Photography StackExchange holds a regular contest in which particpants submit their best pictures on a theme. The best photos are listed in the "Hall of Fame".
The photos are licensed under Creative Commons Attribution-ShareAlike 4.0 (CC BY-SA 4.0) with attribution required (source).
The script stores each photo together with a text file containing the author, source and details.
Collects every background image (wallpaper) available in any of the past Ubuntu wallpapers packages until now, provided the corresponding license is found.
This script requires an Ubuntu OS. It works by installing every relevant package, extracting the images and then uninstalling the package. Every image found x.jpg
is copied in the target directory together with its corresponding license info in x.jpg.license
(see below).
The code relies on information found here, here and there. Based on this info, the license details are expected to be found as follows:
- If the filename of the image is found in the copyright file, then the license corresponding to the section where the filename is found is assigned (376 images).

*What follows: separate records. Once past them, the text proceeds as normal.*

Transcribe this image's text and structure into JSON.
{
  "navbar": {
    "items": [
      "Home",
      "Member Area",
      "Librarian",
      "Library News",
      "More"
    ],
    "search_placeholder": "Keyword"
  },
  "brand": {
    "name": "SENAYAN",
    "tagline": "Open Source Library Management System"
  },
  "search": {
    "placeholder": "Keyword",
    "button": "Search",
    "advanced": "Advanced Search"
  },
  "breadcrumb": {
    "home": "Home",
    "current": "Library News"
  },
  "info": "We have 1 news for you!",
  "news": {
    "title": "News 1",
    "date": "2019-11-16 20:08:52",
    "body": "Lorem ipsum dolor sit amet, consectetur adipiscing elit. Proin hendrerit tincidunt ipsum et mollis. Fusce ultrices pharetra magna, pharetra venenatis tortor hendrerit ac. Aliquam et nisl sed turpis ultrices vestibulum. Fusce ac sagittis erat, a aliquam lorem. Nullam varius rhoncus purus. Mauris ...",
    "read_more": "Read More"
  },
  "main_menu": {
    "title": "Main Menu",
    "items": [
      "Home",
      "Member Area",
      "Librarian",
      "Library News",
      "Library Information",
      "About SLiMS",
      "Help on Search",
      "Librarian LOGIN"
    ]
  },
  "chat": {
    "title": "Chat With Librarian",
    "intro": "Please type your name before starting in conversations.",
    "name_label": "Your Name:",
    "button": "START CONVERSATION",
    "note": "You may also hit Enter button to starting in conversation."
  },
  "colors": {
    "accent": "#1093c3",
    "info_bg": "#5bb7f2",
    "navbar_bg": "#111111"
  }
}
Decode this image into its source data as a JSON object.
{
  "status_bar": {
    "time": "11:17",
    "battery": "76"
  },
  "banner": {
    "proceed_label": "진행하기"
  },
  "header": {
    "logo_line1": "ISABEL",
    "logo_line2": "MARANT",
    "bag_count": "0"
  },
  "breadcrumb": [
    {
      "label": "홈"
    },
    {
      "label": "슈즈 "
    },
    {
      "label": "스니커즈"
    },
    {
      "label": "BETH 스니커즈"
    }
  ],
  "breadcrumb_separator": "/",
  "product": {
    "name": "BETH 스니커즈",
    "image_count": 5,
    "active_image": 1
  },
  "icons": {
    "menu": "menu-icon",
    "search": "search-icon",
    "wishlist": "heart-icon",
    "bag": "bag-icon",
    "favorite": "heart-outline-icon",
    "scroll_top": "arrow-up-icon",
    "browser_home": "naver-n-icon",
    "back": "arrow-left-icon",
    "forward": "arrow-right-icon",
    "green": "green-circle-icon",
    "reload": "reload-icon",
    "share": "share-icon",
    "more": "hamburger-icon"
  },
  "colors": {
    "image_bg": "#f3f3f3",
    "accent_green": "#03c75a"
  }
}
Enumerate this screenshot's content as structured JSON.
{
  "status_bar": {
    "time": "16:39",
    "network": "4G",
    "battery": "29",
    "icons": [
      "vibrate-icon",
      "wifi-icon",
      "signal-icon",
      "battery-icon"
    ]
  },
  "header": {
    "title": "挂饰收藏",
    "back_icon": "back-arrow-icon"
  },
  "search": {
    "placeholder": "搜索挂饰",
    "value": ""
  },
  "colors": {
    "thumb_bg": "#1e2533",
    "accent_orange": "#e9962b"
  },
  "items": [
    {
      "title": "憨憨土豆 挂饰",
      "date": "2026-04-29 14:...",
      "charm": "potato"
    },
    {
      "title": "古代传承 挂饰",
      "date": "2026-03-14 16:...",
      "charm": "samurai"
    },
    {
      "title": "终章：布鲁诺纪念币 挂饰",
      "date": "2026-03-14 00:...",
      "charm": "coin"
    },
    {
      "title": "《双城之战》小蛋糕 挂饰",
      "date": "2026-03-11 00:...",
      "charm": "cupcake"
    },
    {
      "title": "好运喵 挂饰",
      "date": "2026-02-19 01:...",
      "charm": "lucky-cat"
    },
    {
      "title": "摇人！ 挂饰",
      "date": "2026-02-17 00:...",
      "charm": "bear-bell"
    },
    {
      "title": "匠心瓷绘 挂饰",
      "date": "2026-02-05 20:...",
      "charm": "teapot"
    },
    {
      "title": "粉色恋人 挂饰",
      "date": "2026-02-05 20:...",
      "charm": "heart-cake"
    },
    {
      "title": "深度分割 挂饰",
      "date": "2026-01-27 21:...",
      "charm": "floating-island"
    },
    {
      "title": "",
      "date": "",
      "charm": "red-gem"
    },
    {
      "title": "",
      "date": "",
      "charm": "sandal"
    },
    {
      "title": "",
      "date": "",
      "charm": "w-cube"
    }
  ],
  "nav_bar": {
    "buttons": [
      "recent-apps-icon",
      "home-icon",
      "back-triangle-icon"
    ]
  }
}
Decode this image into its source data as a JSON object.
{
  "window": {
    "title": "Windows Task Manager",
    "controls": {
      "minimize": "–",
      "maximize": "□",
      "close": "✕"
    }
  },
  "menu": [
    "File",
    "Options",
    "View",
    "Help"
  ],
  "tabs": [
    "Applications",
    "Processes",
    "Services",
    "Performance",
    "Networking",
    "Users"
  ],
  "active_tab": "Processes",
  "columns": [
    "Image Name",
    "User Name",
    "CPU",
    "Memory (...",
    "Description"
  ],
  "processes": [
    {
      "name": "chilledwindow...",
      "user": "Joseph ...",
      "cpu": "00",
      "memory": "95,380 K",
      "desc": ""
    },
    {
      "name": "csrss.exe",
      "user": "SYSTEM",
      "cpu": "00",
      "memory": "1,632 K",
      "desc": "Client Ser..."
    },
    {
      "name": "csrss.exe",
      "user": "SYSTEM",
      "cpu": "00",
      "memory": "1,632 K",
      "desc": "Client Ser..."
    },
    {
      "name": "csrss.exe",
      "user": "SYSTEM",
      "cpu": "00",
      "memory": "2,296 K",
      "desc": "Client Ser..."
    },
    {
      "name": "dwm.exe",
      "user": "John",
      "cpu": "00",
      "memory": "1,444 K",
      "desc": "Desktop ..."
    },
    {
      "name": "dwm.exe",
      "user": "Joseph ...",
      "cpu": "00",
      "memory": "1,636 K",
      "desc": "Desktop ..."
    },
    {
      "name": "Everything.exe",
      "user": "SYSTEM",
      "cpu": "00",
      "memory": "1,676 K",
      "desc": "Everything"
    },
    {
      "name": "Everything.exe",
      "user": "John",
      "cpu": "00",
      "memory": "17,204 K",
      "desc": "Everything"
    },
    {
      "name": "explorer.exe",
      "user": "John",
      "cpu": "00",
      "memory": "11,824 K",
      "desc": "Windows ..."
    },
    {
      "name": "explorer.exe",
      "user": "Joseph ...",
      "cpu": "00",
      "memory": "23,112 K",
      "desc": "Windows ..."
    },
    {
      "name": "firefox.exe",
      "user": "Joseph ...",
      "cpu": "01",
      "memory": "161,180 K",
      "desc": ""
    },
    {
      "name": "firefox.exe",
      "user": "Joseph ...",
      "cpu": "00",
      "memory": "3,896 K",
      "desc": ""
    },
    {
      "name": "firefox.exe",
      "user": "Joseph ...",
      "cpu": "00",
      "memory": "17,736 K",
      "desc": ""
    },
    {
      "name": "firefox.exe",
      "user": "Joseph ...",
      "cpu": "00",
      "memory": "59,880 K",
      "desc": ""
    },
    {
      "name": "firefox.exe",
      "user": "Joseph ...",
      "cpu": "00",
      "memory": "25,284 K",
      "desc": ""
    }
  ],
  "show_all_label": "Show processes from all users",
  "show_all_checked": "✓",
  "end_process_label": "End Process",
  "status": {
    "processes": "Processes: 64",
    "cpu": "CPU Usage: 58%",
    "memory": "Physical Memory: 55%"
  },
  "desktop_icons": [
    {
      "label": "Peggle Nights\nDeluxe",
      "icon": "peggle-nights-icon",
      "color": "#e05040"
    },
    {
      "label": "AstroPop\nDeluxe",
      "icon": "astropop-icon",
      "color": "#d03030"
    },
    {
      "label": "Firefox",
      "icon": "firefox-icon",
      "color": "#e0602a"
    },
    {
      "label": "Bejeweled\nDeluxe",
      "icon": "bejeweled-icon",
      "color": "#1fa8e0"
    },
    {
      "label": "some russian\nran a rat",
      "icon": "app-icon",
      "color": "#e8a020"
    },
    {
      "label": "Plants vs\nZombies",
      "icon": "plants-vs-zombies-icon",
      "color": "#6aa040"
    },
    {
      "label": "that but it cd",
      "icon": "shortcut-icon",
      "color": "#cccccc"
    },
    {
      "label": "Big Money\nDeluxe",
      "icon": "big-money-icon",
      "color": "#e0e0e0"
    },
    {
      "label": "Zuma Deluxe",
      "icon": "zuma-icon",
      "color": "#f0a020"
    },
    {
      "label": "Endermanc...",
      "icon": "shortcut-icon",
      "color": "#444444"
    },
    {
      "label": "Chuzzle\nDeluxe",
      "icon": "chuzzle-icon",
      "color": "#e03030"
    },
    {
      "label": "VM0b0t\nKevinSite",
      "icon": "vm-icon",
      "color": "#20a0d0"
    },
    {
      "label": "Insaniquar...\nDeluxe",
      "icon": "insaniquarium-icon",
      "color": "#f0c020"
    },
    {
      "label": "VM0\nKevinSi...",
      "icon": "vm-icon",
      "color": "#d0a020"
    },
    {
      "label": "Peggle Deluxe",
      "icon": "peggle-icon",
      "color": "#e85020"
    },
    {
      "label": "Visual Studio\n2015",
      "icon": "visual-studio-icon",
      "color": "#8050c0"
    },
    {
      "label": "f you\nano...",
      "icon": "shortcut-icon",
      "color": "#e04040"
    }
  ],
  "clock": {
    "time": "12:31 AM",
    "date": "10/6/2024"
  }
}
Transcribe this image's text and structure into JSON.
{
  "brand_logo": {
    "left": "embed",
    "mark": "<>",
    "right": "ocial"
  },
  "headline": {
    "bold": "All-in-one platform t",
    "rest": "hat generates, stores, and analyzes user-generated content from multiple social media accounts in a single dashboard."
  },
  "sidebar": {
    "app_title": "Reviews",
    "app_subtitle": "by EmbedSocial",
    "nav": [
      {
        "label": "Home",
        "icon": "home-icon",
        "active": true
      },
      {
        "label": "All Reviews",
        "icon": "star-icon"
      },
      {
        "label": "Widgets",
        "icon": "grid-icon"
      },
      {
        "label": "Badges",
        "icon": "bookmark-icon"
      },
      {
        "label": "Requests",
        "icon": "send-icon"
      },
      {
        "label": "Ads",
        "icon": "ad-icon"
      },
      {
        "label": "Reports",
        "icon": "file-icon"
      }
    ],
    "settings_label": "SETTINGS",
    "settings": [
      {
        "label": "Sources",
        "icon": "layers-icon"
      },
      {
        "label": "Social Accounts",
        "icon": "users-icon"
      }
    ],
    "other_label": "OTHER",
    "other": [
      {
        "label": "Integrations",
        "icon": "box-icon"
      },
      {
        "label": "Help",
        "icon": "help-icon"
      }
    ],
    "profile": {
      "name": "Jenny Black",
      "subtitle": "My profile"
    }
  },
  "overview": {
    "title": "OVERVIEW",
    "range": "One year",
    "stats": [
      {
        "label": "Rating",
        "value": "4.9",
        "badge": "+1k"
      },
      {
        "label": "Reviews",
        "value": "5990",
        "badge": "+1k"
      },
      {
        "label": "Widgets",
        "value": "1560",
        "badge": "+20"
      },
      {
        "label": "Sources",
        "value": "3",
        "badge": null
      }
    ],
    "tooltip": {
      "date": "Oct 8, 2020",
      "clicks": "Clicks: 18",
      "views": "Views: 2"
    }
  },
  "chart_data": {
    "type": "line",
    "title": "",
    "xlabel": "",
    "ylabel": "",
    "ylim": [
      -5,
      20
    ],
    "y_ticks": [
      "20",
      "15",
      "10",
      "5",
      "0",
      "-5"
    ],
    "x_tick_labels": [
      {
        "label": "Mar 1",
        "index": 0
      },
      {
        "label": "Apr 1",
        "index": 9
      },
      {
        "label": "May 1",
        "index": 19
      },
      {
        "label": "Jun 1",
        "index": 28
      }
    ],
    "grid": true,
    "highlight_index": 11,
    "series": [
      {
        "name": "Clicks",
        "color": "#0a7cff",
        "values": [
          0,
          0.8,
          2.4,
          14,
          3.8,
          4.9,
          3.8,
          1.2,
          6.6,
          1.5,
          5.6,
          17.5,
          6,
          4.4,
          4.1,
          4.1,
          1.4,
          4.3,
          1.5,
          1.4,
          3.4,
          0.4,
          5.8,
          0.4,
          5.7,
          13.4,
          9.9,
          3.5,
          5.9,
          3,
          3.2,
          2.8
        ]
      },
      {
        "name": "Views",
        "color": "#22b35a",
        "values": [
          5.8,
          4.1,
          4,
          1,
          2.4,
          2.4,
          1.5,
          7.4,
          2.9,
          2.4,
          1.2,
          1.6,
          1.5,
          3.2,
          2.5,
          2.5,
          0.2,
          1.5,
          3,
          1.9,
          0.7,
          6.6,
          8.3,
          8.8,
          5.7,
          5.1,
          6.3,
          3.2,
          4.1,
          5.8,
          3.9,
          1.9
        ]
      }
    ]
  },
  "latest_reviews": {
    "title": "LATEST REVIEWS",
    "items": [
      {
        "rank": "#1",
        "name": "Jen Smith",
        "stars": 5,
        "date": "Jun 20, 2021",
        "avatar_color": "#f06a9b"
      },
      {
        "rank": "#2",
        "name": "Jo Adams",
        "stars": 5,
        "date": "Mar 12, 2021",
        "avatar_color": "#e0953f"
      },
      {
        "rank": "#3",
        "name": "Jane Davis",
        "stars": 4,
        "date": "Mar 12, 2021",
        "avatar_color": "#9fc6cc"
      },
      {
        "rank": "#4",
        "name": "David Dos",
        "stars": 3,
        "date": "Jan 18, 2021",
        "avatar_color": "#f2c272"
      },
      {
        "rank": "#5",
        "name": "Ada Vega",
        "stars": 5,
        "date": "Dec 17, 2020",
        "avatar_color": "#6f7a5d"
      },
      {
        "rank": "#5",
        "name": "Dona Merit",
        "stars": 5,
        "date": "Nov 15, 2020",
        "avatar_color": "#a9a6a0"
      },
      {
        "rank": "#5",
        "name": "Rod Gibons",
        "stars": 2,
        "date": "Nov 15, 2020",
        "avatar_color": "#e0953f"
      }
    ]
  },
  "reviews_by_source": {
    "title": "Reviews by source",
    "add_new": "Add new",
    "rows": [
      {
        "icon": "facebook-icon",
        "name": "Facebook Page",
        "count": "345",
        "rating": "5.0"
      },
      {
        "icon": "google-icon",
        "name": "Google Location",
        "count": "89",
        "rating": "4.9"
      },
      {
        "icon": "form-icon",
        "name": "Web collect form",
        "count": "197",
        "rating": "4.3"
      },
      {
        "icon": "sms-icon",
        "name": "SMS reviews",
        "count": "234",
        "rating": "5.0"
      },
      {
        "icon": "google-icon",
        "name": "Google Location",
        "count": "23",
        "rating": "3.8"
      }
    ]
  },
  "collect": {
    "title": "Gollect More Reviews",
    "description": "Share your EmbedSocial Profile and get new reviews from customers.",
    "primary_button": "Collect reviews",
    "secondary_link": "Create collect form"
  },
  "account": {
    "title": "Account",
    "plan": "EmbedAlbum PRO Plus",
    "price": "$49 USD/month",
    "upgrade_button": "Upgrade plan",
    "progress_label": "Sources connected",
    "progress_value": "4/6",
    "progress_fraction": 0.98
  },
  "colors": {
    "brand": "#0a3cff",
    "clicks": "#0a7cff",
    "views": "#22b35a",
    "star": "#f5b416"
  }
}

- If the filename is not found in the copyright file, then the default license corresponding to the section containing the line
Files: *
in the copyright file (usuallly at the beginning) is assigned, and the attribution "Ubuntu community contributors" is added (471 images). - If even the default case is not found (format not standard, etc.), then the image is not copied but the filename and package are listed in
licenses-not-found.txt
(92 images).
The number of cases indicated above is the one obtained in 2022 using Ubuntu 22.04. The case of default license is based on the comment on this question.